The interest in what happens outside the work, what escapes and will escape the artist's control, is what triggers the works included in this presentation. Anecdotal elements, apparently disconnected from the works of art, acquire a high symbolic potential when they enter into dialogue with them. It is these elements that the artist has chosen to weave a story that runs along the fine line between what is intentional and what is accidental, the result of a certain place and time.
Daviu is interested in the Monochrome, a milestone in the history of Western modern art of the 20th century. Its 'pure' abstraction has proclaimed both the end of art and the beginning of a new paradigm, a new beginning of it all. The idea of an uncertain end or a new beginning is similar in the old paintings that the artist recovers. Paintings that have not been sold at auctions or that are crying out for a new chance at flea markets before they are surely destroyed. Monochromes that become the background of events unrelated to them together with forgotten paintings that have witnessed multiple stories, configure a story that places us inside and outside the work while transporting us to a fictitious temporality, which can both be past, present and future. This narrative mixes past and present historical events with the history of art itself and personal stories, which could be the artist's, that of the viewer themselves or that of the painting that hosts it.

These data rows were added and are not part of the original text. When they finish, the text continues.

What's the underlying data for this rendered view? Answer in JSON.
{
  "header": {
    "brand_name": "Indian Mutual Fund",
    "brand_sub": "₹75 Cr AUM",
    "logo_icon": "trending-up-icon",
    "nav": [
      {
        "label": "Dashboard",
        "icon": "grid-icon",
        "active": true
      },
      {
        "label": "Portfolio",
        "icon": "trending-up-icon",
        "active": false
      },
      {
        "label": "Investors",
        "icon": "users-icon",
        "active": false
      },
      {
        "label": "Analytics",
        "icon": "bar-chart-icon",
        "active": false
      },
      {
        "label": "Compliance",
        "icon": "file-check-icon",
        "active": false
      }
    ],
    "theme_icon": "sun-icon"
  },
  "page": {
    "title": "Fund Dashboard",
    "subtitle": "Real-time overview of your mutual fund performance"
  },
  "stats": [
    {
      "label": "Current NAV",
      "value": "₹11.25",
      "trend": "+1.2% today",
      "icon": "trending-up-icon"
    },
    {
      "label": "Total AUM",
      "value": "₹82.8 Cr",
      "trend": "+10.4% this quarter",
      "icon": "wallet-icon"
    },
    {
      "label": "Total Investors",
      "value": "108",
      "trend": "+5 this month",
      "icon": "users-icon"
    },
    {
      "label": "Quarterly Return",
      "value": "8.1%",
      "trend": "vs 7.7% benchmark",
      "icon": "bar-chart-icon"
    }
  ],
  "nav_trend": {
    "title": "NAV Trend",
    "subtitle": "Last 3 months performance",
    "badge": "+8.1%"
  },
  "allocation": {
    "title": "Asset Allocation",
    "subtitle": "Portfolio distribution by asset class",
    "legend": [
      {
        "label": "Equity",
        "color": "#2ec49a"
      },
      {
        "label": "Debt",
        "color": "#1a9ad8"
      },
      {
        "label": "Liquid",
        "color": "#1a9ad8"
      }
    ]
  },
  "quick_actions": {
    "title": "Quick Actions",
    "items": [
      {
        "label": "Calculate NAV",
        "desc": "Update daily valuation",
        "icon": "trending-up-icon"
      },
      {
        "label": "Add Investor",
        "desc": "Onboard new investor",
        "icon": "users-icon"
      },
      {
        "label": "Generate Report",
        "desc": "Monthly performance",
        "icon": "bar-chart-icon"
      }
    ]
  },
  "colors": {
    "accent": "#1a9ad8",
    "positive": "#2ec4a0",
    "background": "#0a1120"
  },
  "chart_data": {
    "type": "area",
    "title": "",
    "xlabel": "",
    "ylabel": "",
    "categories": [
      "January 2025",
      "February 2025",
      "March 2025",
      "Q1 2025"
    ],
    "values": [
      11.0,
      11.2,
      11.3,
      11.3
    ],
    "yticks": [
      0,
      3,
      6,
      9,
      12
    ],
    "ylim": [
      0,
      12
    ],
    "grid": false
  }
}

Many works in this series talk mainly about the relationship between art and power; a close, productive and controversial historical relationship that has interested Daviu throughout his career. If until now the incidence of the market in art had played a determining role in Daviu's work, the current moment we are living in Europe, with the war in Ukraine and the outbreak of fascism, events that shake democracy, have led the artist to question the function of art once deprived of its presumed independence and freedom.